Working with GCP and Terraform, there were a couple of gotchas that caught me out.

  • Terraform defaults a lot of the resource parameters if you don’t specify them. Although I imagine a lot of these are sensible defaults (and I suspect TF takes a similar approach with AWS), if you’re not aware of what they’re defaulted to they very quickly conflict with those settings you do specify, and personally it took me a while to identify what parameters were conflicting with each other. GCP wasn’t overly helpful in providing guidance on triaging the conflicts that were reported back through Terraform.
  • Also it appears that some parameters have different defaults between their regional and global resource counterparts, so beware when switching between the two you don’t unintentionally introduce unexpected config conflicts.
  • The field names aren’t always consistent between the web console and TF so something to watch out for.
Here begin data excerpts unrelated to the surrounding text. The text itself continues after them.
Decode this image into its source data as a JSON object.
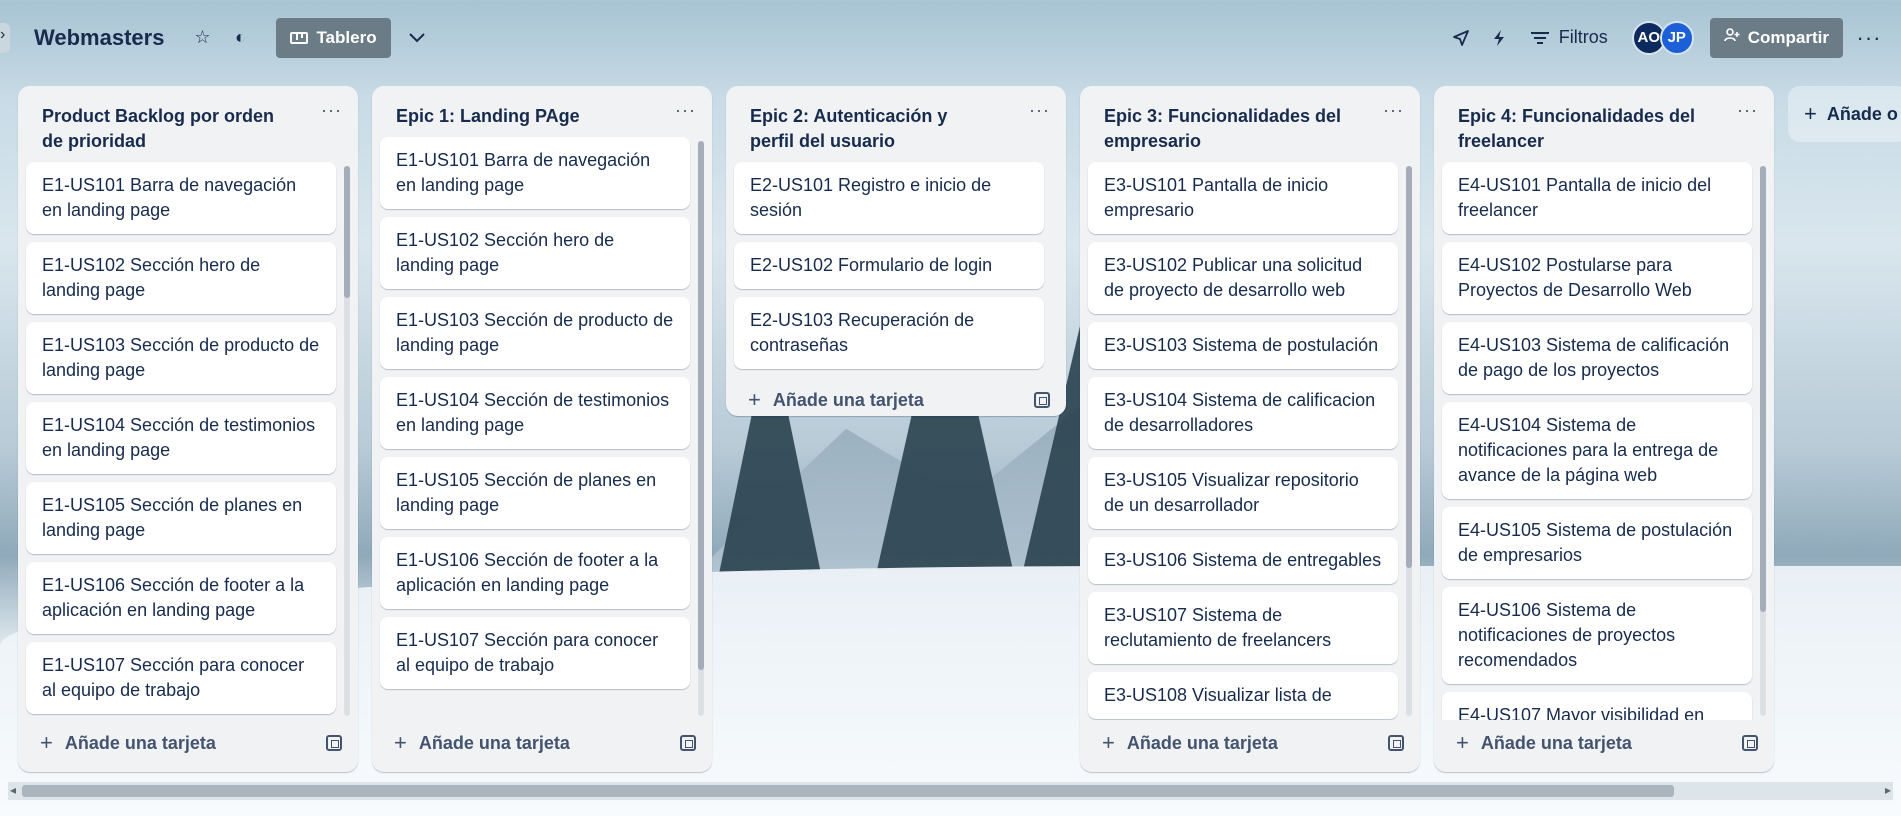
{
  "board": {
    "title": "Webmasters",
    "view_label": "Tablero",
    "filters_label": "Filtros",
    "share_label": "Compartir",
    "members": [
      "AO",
      "JP"
    ]
  },
  "add_card_label": "Añade una tarjeta",
  "add_list_label": "Añade o",
  "lists": [
    {
      "title": "Product Backlog por orden de prioridad",
      "cards": [
        "E1-US101 Barra de navegación en landing page",
        "E1-US102 Sección hero de landing page",
        "E1-US103 Sección de producto de landing page",
        "E1-US104 Sección de testimonios en landing page",
        "E1-US105 Sección de planes en landing page",
        "E1-US106 Sección de footer a la aplicación en landing page",
        "E1-US107 Sección para conocer al equipo de trabajo"
      ],
      "scroll_fraction": 0.24
    },
    {
      "title": "Epic 1: Landing PAge",
      "cards": [
        "E1-US101 Barra de navegación en landing page",
        "E1-US102 Sección hero de landing page",
        "E1-US103 Sección de producto de landing page",
        "E1-US104 Sección de testimonios en landing page",
        "E1-US105 Sección de planes en landing page",
        "E1-US106 Sección de footer a la aplicación en landing page",
        "E1-US107 Sección para conocer al equipo de trabajo"
      ],
      "scroll_fraction": 0.92
    },
    {
      "title": "Epic 2: Autenticación y perfil del usuario",
      "cards": [
        "E2-US101 Registro e inicio de sesión",
        "E2-US102 Formulario de login",
        "E2-US103 Recuperación de contraseñas"
      ]
    },
    {
      "title": "Epic 3: Funcionalidades del empresario",
      "cards": [
        "E3-US101 Pantalla de inicio empresario",
        "E3-US102 Publicar una solicitud de proyecto de desarrollo web",
        "E3-US103 Sistema de postulación",
        "E3-US104 Sistema de calificacion de desarrolladores",
        "E3-US105 Visualizar repositorio de un desarrollador",
        "E3-US106 Sistema de entregables",
        "E3-US107 Sistema de reclutamiento de freelancers",
        "E3-US108 Visualizar lista de"
      ],
      "scroll_fraction": 0.73
    },
    {
      "title": "Epic 4: Funcionalidades del freelancer",
      "cards": [
        "E4-US101 Pantalla de inicio del freelancer",
        "E4-US102 Postularse para Proyectos de Desarrollo Web",
        "E4-US103 Sistema de calificación de pago de los proyectos",
        "E4-US104 Sistema de notificaciones para la entrega de avance de la página web",
        "E4-US105 Sistema de postulación de empresarios",
        "E4-US106 Sistema de notificaciones de proyectos recomendados",
        "E4-US107 Mayor visibilidad en"
      ],
      "scroll_fraction": 0.81
    }
  ]
}
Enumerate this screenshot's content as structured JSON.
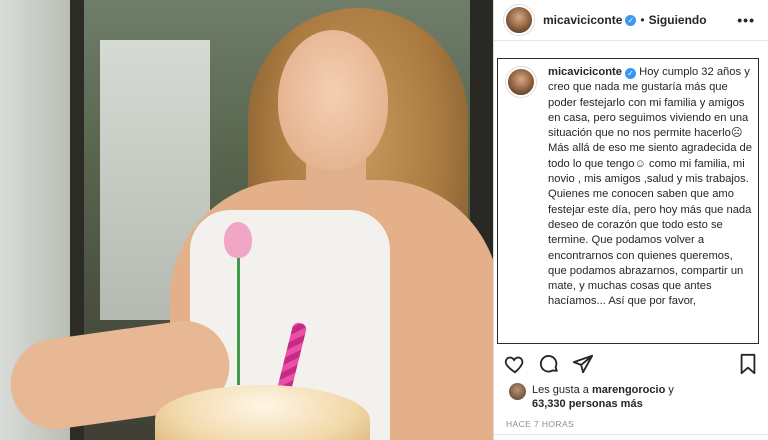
{
  "header": {
    "username": "micaviciconte",
    "verified_mark": "✓",
    "separator": "•",
    "follow_status": "Siguiendo",
    "more": "•••"
  },
  "caption": {
    "username": "micaviciconte",
    "lines": [
      "Hoy cumplo 32 años y creo que nada me gustaría más que poder festejarlo con mi familia y amigos en casa, pero seguimos viviendo en una situación que no nos permite hacerlo☹",
      "Más allá de eso me siento agradecida de todo lo que tengo☺ como mi familia, mi novio , mis amigos ,salud y mis trabajos.",
      "Quienes me conocen saben que amo festejar este día, pero hoy más que nada deseo de corazón que todo esto se termine. Que podamos volver a encontrarnos con quienes queremos, que podamos abrazarnos, compartir un mate, y muchas cosas que antes hacíamos... Así que por favor,"
    ]
  },
  "likes": {
    "prefix": "Les gusta a",
    "liker": "marengorocio",
    "conjunction": "y",
    "count_text": "63,330 personas más"
  },
  "timestamp": "HACE 7 HORAS",
  "icons": {
    "like": "heart-icon",
    "comment": "comment-icon",
    "share": "share-icon",
    "save": "bookmark-icon",
    "more": "more-icon"
  },
  "colors": {
    "verified": "#3897f0",
    "text": "#262626",
    "muted": "#8e8e8e"
  }
}
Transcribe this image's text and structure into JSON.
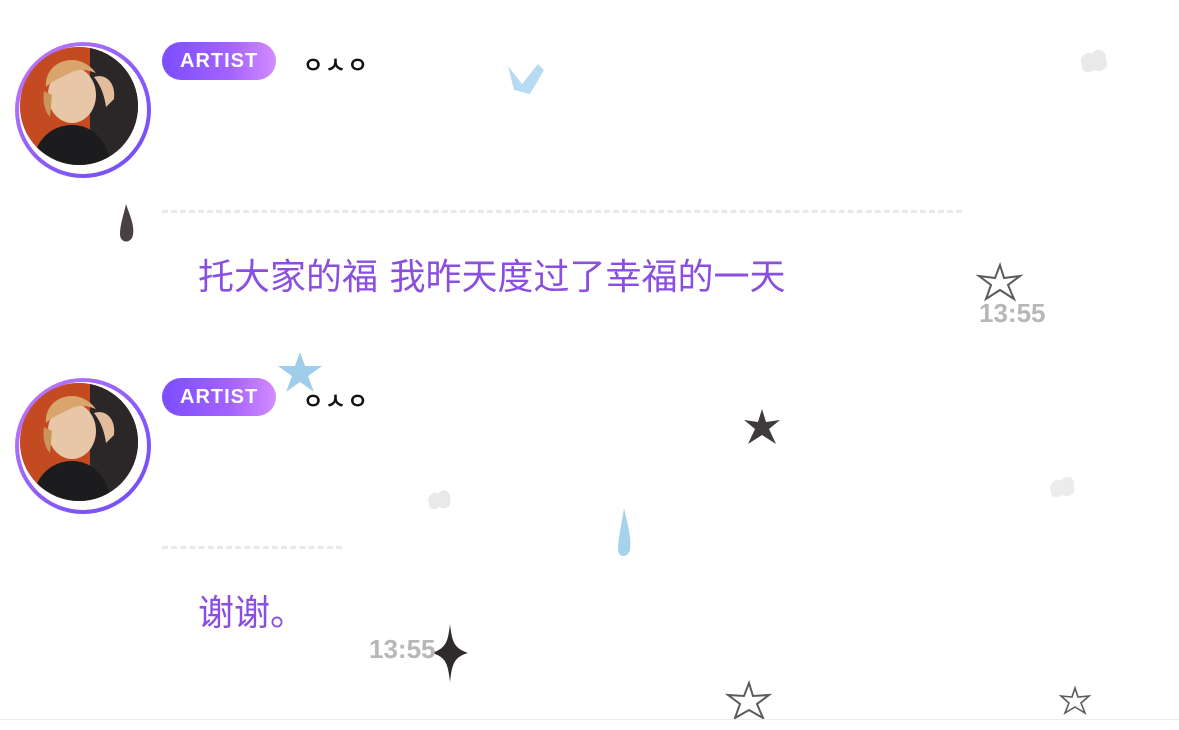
{
  "messages": [
    {
      "badge": "ARTIST",
      "sender": "ㅇㅅㅇ",
      "text": "托大家的福 我昨天度过了幸福的一天",
      "time": "13:55"
    },
    {
      "badge": "ARTIST",
      "sender": "ㅇㅅㅇ",
      "text": "谢谢。",
      "time": "13:55"
    }
  ],
  "colors": {
    "badge_gradient_start": "#7b4dff",
    "badge_gradient_end": "#d28bff",
    "message_text": "#8a4fe0",
    "timestamp": "#b7b7b7"
  },
  "icons": [
    "avatar",
    "star-doodle-icon",
    "raindrop-doodle-icon",
    "cloud-doodle-icon"
  ]
}
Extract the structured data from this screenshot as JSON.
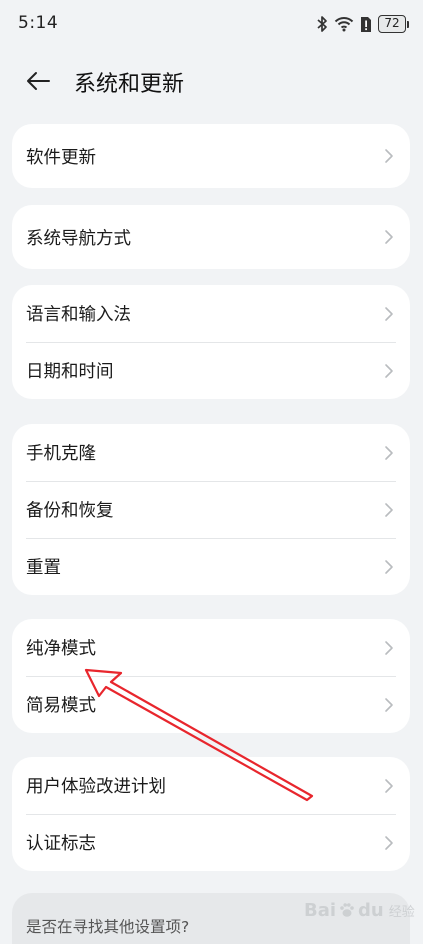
{
  "status": {
    "time": "5:14",
    "battery": "72"
  },
  "header": {
    "title": "系统和更新"
  },
  "groups": [
    {
      "items": [
        {
          "label": "软件更新"
        }
      ]
    },
    {
      "items": [
        {
          "label": "系统导航方式"
        }
      ]
    },
    {
      "items": [
        {
          "label": "语言和输入法"
        },
        {
          "label": "日期和时间"
        }
      ]
    },
    {
      "items": [
        {
          "label": "手机克隆"
        },
        {
          "label": "备份和恢复"
        },
        {
          "label": "重置"
        }
      ]
    },
    {
      "items": [
        {
          "label": "纯净模式"
        },
        {
          "label": "简易模式"
        }
      ]
    },
    {
      "items": [
        {
          "label": "用户体验改进计划"
        },
        {
          "label": "认证标志"
        }
      ]
    }
  ],
  "search_hint": "是否在寻找其他设置项?",
  "watermark": {
    "brand": "Bai",
    "brand_suffix": "du",
    "sub": "经验"
  },
  "annotation": {
    "color": "#e8262d",
    "target": "纯净模式"
  }
}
For example in a backend service the console refers to “Named port”, however in TF it’s port_name.
  • The last one is for me to work on (and find the right tooling), but a lack of compile-time checking (compared to something like CDK) which slowed me down. I had to deploy to find out if I was incorrectly mixing regional resources with global ones, which resulted in a longer feedback loop.

Final Thoughts

In conclusion, my first impressions of GCP is that it’s not too dissimilar to offerings provided by AWS once you understand the subtle differences in behaviour and terminology. The UI feels more responsive and looks slicker in my opinion, especially when you compare it to the current mixture of old and new UIs strewed across the AWS services.

Creating resources in GCP with TF was straightforward enough. The fact that VPCs are created at a global level and all resources are displayed at a global level allows you to view your whole estate from one view which I like. Just need to be mindful of regional vs global resources, specifically what permutations of these you can use and pros and cons of each.

How to improve this setup

  • Replace the Unmanaged Instance Group with a managed one. This would be similar to using an Auto Scaling Group in AWS, which could elastically scale instances and create new ones in the event of instance failures. For the purposes of this I wanted to understand all of the pieces and how they fit together, but it wouldn’t be too difficult to convert what’s here to use a Managed Instance Group instead.
  • In GCP you can use “Container-optimised” OS images that start a specified Docker image when the VM boots up. This would remove the need of the metadata_startup_script script, which would save a good few minutes on provisioning new VMs. However, I’d probably recommend something a bit more comprehensive for managing containerised applications, such as Google Kubernetes Engine (GKE)
  • If the containerisation route isn’t an option, you could consider ways to provision your VMs in a repeatable and idempotent way. For example. employing the likes of Ansible or Chef to do this provisioning at runtime, or build an OS image with something like Packer to speed up the deployment.

Learning next steps

Now I’ve gained a basic understanding of the GCP platform and how to deploy resources with Terraform, my next explorations will be into

  • GKE – how to automate provisioning of Docker Containers using a combination of Terraform to provision GKE, and then using Kubernetes to run a fleet of containers. This would be similar to the use of either AWS ECS or EKS
  • Serverless services – Now that I understand more about the lower-level networking concepts, I’ll look to explore and compare GCPs offerings to the likes of AWS Lambda, Step Function, SNS, SQS etc.